More retail clinics. New lines of business. A life-saving vaccine. A telemedicine boom. Health care organizations are innovating like never before to provide a best-in-class consumer experience. But how are consumers responding to these innovations? By switching loyalties.
All this innovation aimed at creating a best-in-class customer experience has done nothing to build customer loyalty. A recent survey found 45% of consumers changed health care brand preferences during the COVID-19 pandemic and 63% expect to change before it ends.
Why is consumer loyalty decreasing?
Even though innovation in customer experience has become an even bigger focus, customer loyalty is notably decreasing. This is because current health care innovations are underserving the market: both as too much and too little. The industry has responded to consumers by creating more choice, adding more technology and trying to “delight” customers.
But these responses fall far short of empowering members to choose and experience meaningfully better care. And so, they have also failed to improve quality, bend the cost curve or increase loyalty.
When choice becomes a burden
Many health care consumers are not in a good place. They struggle to judge quality. They select inappropriate sites of care. They don’t understand their health plans. They can’t estimate out-of-pocket costs. The list goes on.
Yet health care organizations are giving consumers more of everything. More insurance options and retail clinics. More drugs to treat more conditions. More transparency to see their own data. The reality is, choice only lessens the probability consumers will find and select the best care option.
Research shows consumers’ likelihood to make good purchase decisions decreases as the number of options they have increases. Choice without informed advice hinders rather than enhances a consumer’s health care experience.
The door to nowhere
The addition of cutting-edge technologies was supposed to solve many member problems. The industry installed EHRs and built portals and apps. It published physician directories on websites and added online scheduling. Now everyone seems focused on “building the digital front door.”
But there remains a lack of meaningful integration across the health care ecosystem. From the customer’s perspective, connectivity between health plans and providers still does not exist.
Even within individual health systems, certain facilities or service lines may be digitized while others are not. (Many health care providers still require a phone call to schedule a virtual visit!) Too often, the digital front door is little more than a smooth entry into a cumbersome experience.
A “delightful” myth
Many consumer experience conversations showcase delight. Stories from Disney, Nordstrom and Ritz-Carlton give health care executives inspiration that they, too, can wow their customers.
But health care organizations don’t have Space Mountain. They don’t sell fancy shoes and clothes or offer a great return policy. And they don’t have the margins of a five-star hotel. Most fail to focus their experience investments on the things that drive ROI.
With the best of intentions, health care organizations have tried to meet members where they are. But most have only created a faster path to a mediocre experience and disloyal customers.
It's clear that health care organizations must redefine what innovation means.
The virtue of applied innovation
With the right level of focused application of innovation, offering an exemplary consumer experience can be an area in which health care organizations can win the battle for revenue growth.
There are three action steps every organization should take now:
Invest in more guidance, not more choices. Research shows people do best with a limited number of options. Too much choice leads to analysis paralysis and decision regret.

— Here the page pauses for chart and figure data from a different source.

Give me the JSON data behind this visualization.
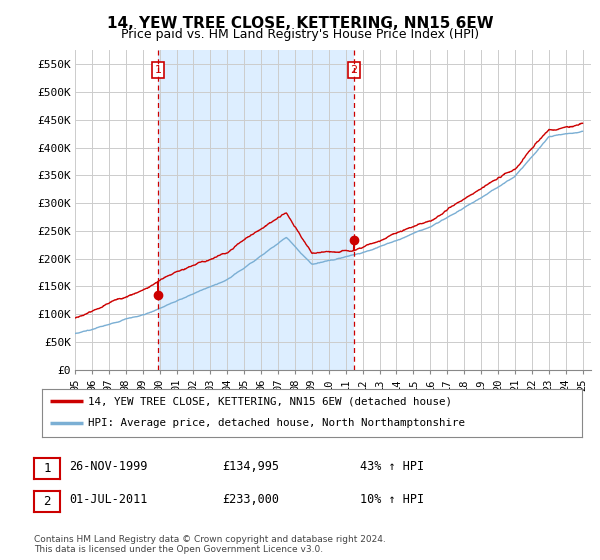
{
  "title": "14, YEW TREE CLOSE, KETTERING, NN15 6EW",
  "subtitle": "Price paid vs. HM Land Registry's House Price Index (HPI)",
  "legend_label_red": "14, YEW TREE CLOSE, KETTERING, NN15 6EW (detached house)",
  "legend_label_blue": "HPI: Average price, detached house, North Northamptonshire",
  "table_rows": [
    {
      "num": "1",
      "date": "26-NOV-1999",
      "price": "£134,995",
      "change": "43% ↑ HPI"
    },
    {
      "num": "2",
      "date": "01-JUL-2011",
      "price": "£233,000",
      "change": "10% ↑ HPI"
    }
  ],
  "footnote": "Contains HM Land Registry data © Crown copyright and database right 2024.\nThis data is licensed under the Open Government Licence v3.0.",
  "sale1_year": 1999.9,
  "sale1_price": 134995,
  "sale2_year": 2011.5,
  "sale2_price": 233000,
  "ylim": [
    0,
    575000
  ],
  "yticks": [
    0,
    50000,
    100000,
    150000,
    200000,
    250000,
    300000,
    350000,
    400000,
    450000,
    500000,
    550000
  ],
  "red_color": "#cc0000",
  "blue_color": "#7bafd4",
  "shade_color": "#ddeeff",
  "grid_color": "#cccccc",
  "background_color": "#ffffff",
  "plot_bg_color": "#ffffff"
}
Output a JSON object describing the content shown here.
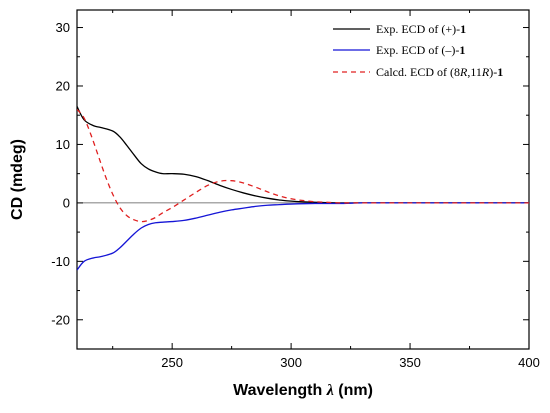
{
  "chart_data": {
    "type": "line",
    "xlabel": "Wavelength",
    "xlabel_symbol": "λ",
    "xlabel_unit": "(nm)",
    "ylabel": "CD (mdeg)",
    "xlim": [
      210,
      400
    ],
    "ylim": [
      -25,
      33
    ],
    "xticks": [
      250,
      300,
      350,
      400
    ],
    "yticks": [
      -20,
      -10,
      0,
      10,
      20,
      30
    ],
    "zero_line": true,
    "legend_position": "top-right",
    "series": [
      {
        "name": "Exp. ECD of (+)-1",
        "legend_parts": [
          {
            "text": "Exp. ECD of (+)-"
          },
          {
            "text": "1",
            "bold": true
          }
        ],
        "color": "#000000",
        "dash": "solid",
        "x": [
          210,
          213,
          217,
          220,
          225,
          228,
          231,
          234,
          237,
          240,
          243,
          246,
          250,
          255,
          260,
          265,
          270,
          275,
          280,
          285,
          290,
          295,
          300,
          310,
          320,
          330,
          340,
          350,
          360,
          370,
          380,
          390,
          400
        ],
        "y": [
          16.5,
          14.2,
          13.2,
          12.9,
          12.3,
          11.3,
          9.8,
          8.2,
          6.7,
          5.8,
          5.3,
          5.0,
          5.0,
          4.9,
          4.5,
          3.8,
          3.0,
          2.3,
          1.7,
          1.2,
          0.8,
          0.5,
          0.3,
          0.1,
          0.0,
          0.0,
          0.0,
          0.0,
          0.0,
          0.0,
          0.0,
          0.0,
          0.0
        ]
      },
      {
        "name": "Exp. ECD of (–)-1",
        "legend_parts": [
          {
            "text": "Exp. ECD of (–)-"
          },
          {
            "text": "1",
            "bold": true
          }
        ],
        "color": "#1515d6",
        "dash": "solid",
        "x": [
          210,
          213,
          217,
          220,
          225,
          228,
          231,
          234,
          237,
          240,
          243,
          246,
          250,
          255,
          260,
          265,
          270,
          275,
          280,
          285,
          290,
          295,
          300,
          310,
          320,
          330,
          340,
          350,
          360,
          370,
          380,
          390,
          400
        ],
        "y": [
          -11.5,
          -10.0,
          -9.4,
          -9.2,
          -8.6,
          -7.7,
          -6.5,
          -5.3,
          -4.3,
          -3.7,
          -3.4,
          -3.3,
          -3.2,
          -3.0,
          -2.6,
          -2.1,
          -1.6,
          -1.2,
          -0.9,
          -0.6,
          -0.4,
          -0.3,
          -0.2,
          -0.1,
          -0.1,
          0.0,
          0.0,
          0.0,
          0.0,
          0.0,
          0.0,
          0.0,
          0.0
        ]
      },
      {
        "name": "Calcd. ECD of (8R,11R)-1",
        "legend_parts": [
          {
            "text": "Calcd. ECD of (8"
          },
          {
            "text": "R",
            "italic": true
          },
          {
            "text": ",11"
          },
          {
            "text": "R",
            "italic": true
          },
          {
            "text": ")-"
          },
          {
            "text": "1",
            "bold": true
          }
        ],
        "color": "#e02020",
        "dash": "dashed",
        "x": [
          210,
          213,
          216,
          219,
          222,
          225,
          228,
          231,
          234,
          237,
          240,
          243,
          246,
          250,
          255,
          260,
          265,
          270,
          275,
          280,
          285,
          290,
          295,
          300,
          305,
          310,
          315,
          320,
          325,
          330,
          340,
          350,
          360,
          370,
          380,
          390,
          400
        ],
        "y": [
          16.0,
          14.5,
          11.5,
          8.0,
          4.5,
          1.5,
          -0.8,
          -2.2,
          -2.9,
          -3.2,
          -3.0,
          -2.5,
          -1.7,
          -0.8,
          0.5,
          1.8,
          3.0,
          3.7,
          3.8,
          3.4,
          2.7,
          1.9,
          1.2,
          0.7,
          0.4,
          0.2,
          0.1,
          0.0,
          0.0,
          0.0,
          0.0,
          0.0,
          0.0,
          0.0,
          0.0,
          0.0,
          0.0
        ]
      }
    ]
  }
}
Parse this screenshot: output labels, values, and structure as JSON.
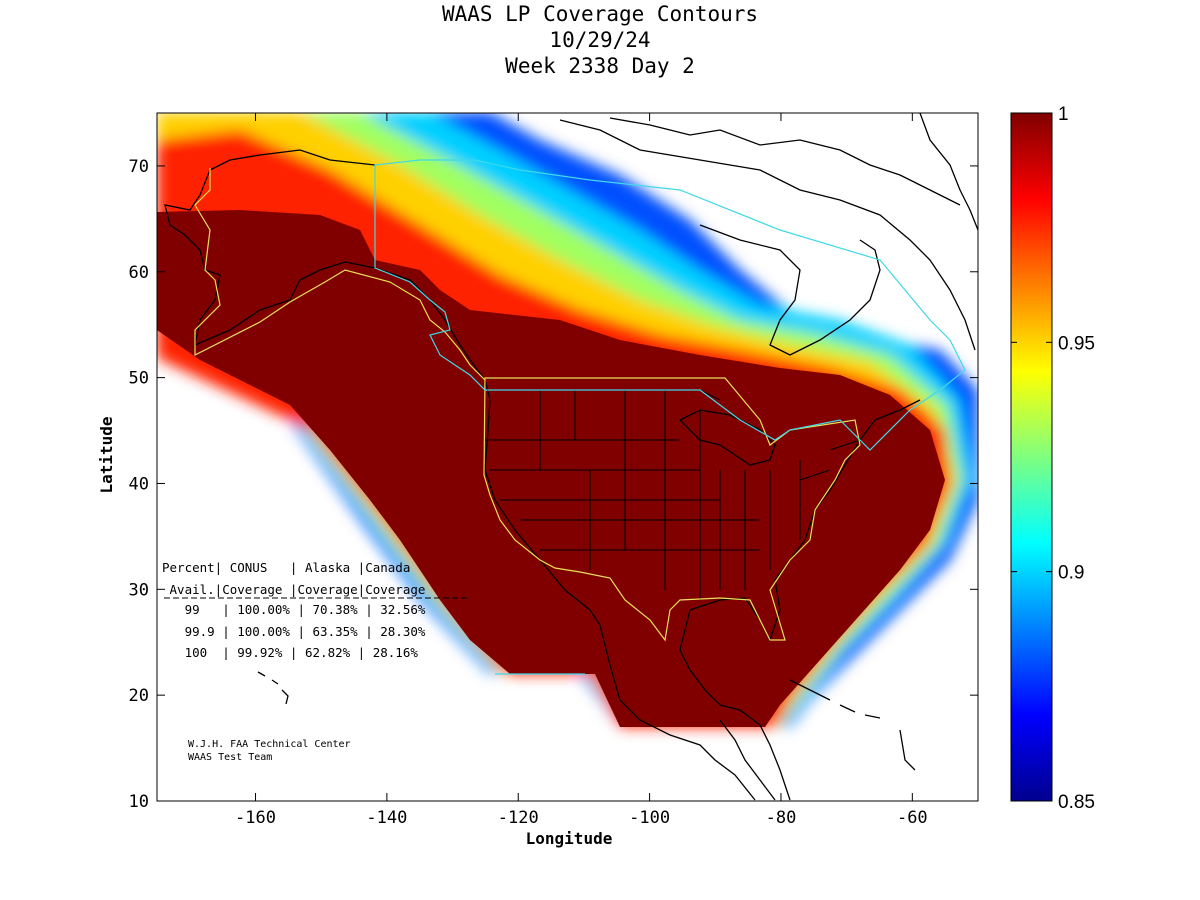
{
  "title": {
    "line1": "WAAS LP Coverage Contours",
    "line2": "10/29/24",
    "line3": "Week 2338 Day 2"
  },
  "axes": {
    "xlabel": "Longitude",
    "ylabel": "Latitude",
    "xlim": [
      -175,
      -50
    ],
    "ylim": [
      10,
      75
    ],
    "xticks": [
      -160,
      -140,
      -120,
      -100,
      -80,
      -60
    ],
    "yticks": [
      10,
      20,
      30,
      40,
      50,
      60,
      70
    ],
    "xtick_labels": [
      "-160",
      "-140",
      "-120",
      "-100",
      "-80",
      "-60"
    ],
    "ytick_labels": [
      "10",
      "20",
      "30",
      "40",
      "50",
      "60",
      "70"
    ]
  },
  "colorbar": {
    "range": [
      0.85,
      1
    ],
    "ticks": [
      0.85,
      0.9,
      0.95,
      1
    ],
    "tick_labels": [
      "0.85",
      "0.9",
      "0.95",
      "1"
    ],
    "colormap": "jet"
  },
  "stats_table": {
    "header1": "Percent| CONUS   | Alaska |Canada",
    "header2": " Avail.|Coverage |Coverage|Coverage",
    "rows": [
      "   99   | 100.00% | 70.38% | 32.56%",
      "   99.9 | 100.00% | 63.35% | 28.30%",
      "   100  | 99.92% | 62.82% | 28.16%"
    ]
  },
  "credit": {
    "line1": "W.J.H. FAA Technical Center",
    "line2": "WAAS Test Team"
  },
  "chart_data": {
    "type": "heatmap",
    "title": "WAAS LP Coverage Contours",
    "xlabel": "Longitude",
    "ylabel": "Latitude",
    "xlim": [
      -175,
      -50
    ],
    "ylim": [
      10,
      75
    ],
    "value_range": [
      0.85,
      1
    ],
    "colormap": "jet",
    "coverage_table": {
      "columns": [
        "Percent Avail.",
        "CONUS Coverage",
        "Alaska Coverage",
        "Canada Coverage"
      ],
      "rows": [
        [
          "99",
          "100.00%",
          "70.38%",
          "32.56%"
        ],
        [
          "99.9",
          "100.00%",
          "63.35%",
          "28.30%"
        ],
        [
          "100",
          "99.92%",
          "62.82%",
          "28.16%"
        ]
      ]
    }
  },
  "colors": {
    "full_coverage": "#800000",
    "service_boundary": "#e8e05a",
    "canada_boundary": "#40d8e8",
    "coastline": "#000000"
  }
}
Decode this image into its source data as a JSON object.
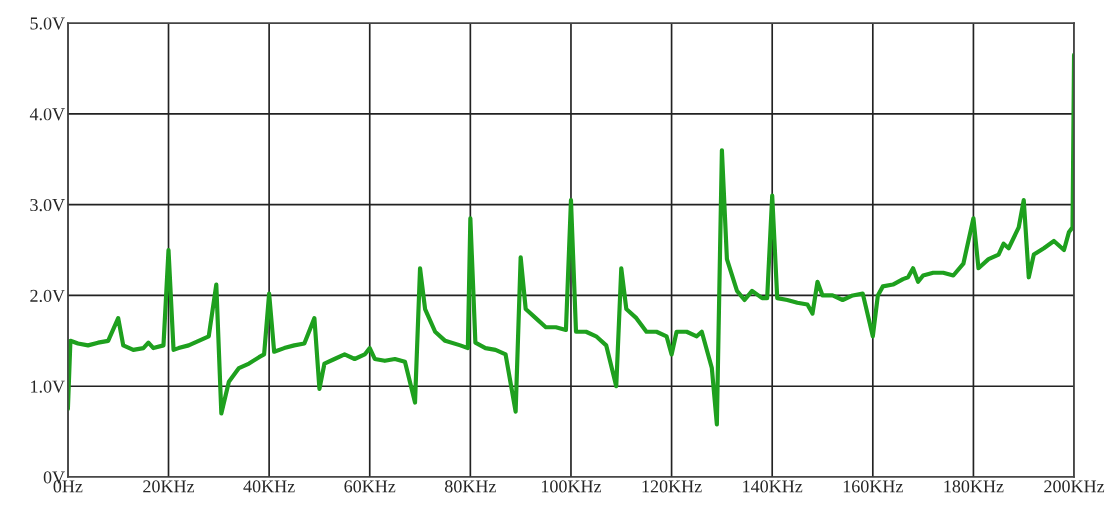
{
  "chart_data": {
    "type": "line",
    "xlim": [
      0,
      200
    ],
    "xticks": [
      {
        "value": 0,
        "label": "0Hz"
      },
      {
        "value": 20,
        "label": "20KHz"
      },
      {
        "value": 40,
        "label": "40KHz"
      },
      {
        "value": 60,
        "label": "60KHz"
      },
      {
        "value": 80,
        "label": "80KHz"
      },
      {
        "value": 100,
        "label": "100KHz"
      },
      {
        "value": 120,
        "label": "120KHz"
      },
      {
        "value": 140,
        "label": "140KHz"
      },
      {
        "value": 160,
        "label": "160KHz"
      },
      {
        "value": 180,
        "label": "180KHz"
      },
      {
        "value": 200,
        "label": "200KHz"
      }
    ],
    "ylim": [
      0,
      5
    ],
    "yticks": [
      {
        "value": 0,
        "label": "0V"
      },
      {
        "value": 1,
        "label": "1.0V"
      },
      {
        "value": 2,
        "label": "2.0V"
      },
      {
        "value": 3,
        "label": "3.0V"
      },
      {
        "value": 4,
        "label": "4.0V"
      },
      {
        "value": 5,
        "label": "5.0V"
      }
    ],
    "grid": true,
    "marker": "none",
    "line_style": "solid",
    "series": [
      {
        "color": "#1ea01e",
        "x": [
          0,
          0.5,
          2,
          4,
          6,
          8,
          10,
          11,
          13,
          15,
          16,
          17,
          19,
          20,
          21,
          22,
          24,
          26,
          28,
          29.5,
          30.5,
          32,
          34,
          36,
          38,
          39,
          40,
          41,
          43,
          45,
          47,
          49,
          50,
          51,
          53,
          55,
          57,
          59,
          60,
          61,
          63,
          65,
          67,
          69,
          70,
          71,
          73,
          75,
          78,
          79.5,
          80,
          81,
          83,
          85,
          87,
          89,
          90,
          91,
          93,
          95,
          97,
          99,
          100,
          101,
          103,
          105,
          107,
          109,
          110,
          111,
          113,
          115,
          117,
          119,
          120,
          121,
          123,
          125,
          126,
          128,
          129,
          130,
          131,
          133,
          134.5,
          136,
          138,
          139,
          140,
          141,
          143,
          145,
          147,
          148,
          149,
          150,
          152,
          154,
          156,
          158,
          160,
          161,
          162,
          164,
          166,
          167,
          168,
          169,
          170,
          172,
          174,
          176,
          178,
          180,
          181,
          183,
          185,
          186,
          187,
          189,
          190,
          191,
          192,
          194,
          196,
          198,
          199,
          199.7,
          200
        ],
        "values": [
          0.75,
          1.5,
          1.47,
          1.45,
          1.48,
          1.5,
          1.75,
          1.45,
          1.4,
          1.42,
          1.48,
          1.42,
          1.45,
          2.5,
          1.4,
          1.42,
          1.45,
          1.5,
          1.55,
          2.12,
          0.7,
          1.05,
          1.2,
          1.25,
          1.32,
          1.35,
          2.02,
          1.38,
          1.42,
          1.45,
          1.47,
          1.75,
          0.97,
          1.25,
          1.3,
          1.35,
          1.3,
          1.35,
          1.42,
          1.3,
          1.28,
          1.3,
          1.27,
          0.82,
          2.3,
          1.85,
          1.6,
          1.5,
          1.45,
          1.42,
          2.85,
          1.48,
          1.42,
          1.4,
          1.35,
          0.72,
          2.42,
          1.85,
          1.75,
          1.65,
          1.65,
          1.62,
          3.05,
          1.6,
          1.6,
          1.55,
          1.45,
          1.0,
          2.3,
          1.85,
          1.75,
          1.6,
          1.6,
          1.55,
          1.35,
          1.6,
          1.6,
          1.55,
          1.6,
          1.2,
          0.58,
          3.6,
          2.4,
          2.05,
          1.95,
          2.05,
          1.97,
          1.97,
          3.1,
          1.97,
          1.95,
          1.92,
          1.9,
          1.8,
          2.15,
          2.0,
          2.0,
          1.95,
          2.0,
          2.02,
          1.55,
          2.0,
          2.1,
          2.12,
          2.18,
          2.2,
          2.3,
          2.15,
          2.22,
          2.25,
          2.25,
          2.22,
          2.35,
          2.85,
          2.3,
          2.4,
          2.45,
          2.57,
          2.52,
          2.75,
          3.05,
          2.2,
          2.45,
          2.52,
          2.6,
          2.5,
          2.7,
          2.75,
          4.65
        ]
      }
    ]
  }
}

Leading health care organizations will stop investing in more customer choice. Instead, they will over-invest in intelligent, prescriptive guidance. They will ensure every customer makes the best choice, every time. Health care consumers don’t need more options, just a clear path to the best one.
Forget about the front door — the money’s in the hallways. Creating an extremely efficient “digital front door” to a suboptimal customer experience erodes share of wallet and accelerates customer dissatisfaction. Top-tier health care organizations will focus on building the “hallways” — the paths between the front door and the destinations. The goal should be to build a frictionless experience, one room at a time.
Build an evidence-based delight platform. Broad-based experience efforts focused on general delight drive more displeasure than satisfaction. Health care providers and companies should work to replace the art of satisfaction with the science of machine learning. Investing in predicting which experience attributes create promoters can validate how to measure improvement. Leading health care organizations measure their experience returns in dollars.
The customer experience challenges facing health care organizations are real. Leaders with the courage to change course will turn the tide of customer dissatisfaction into true loyalty or promoters.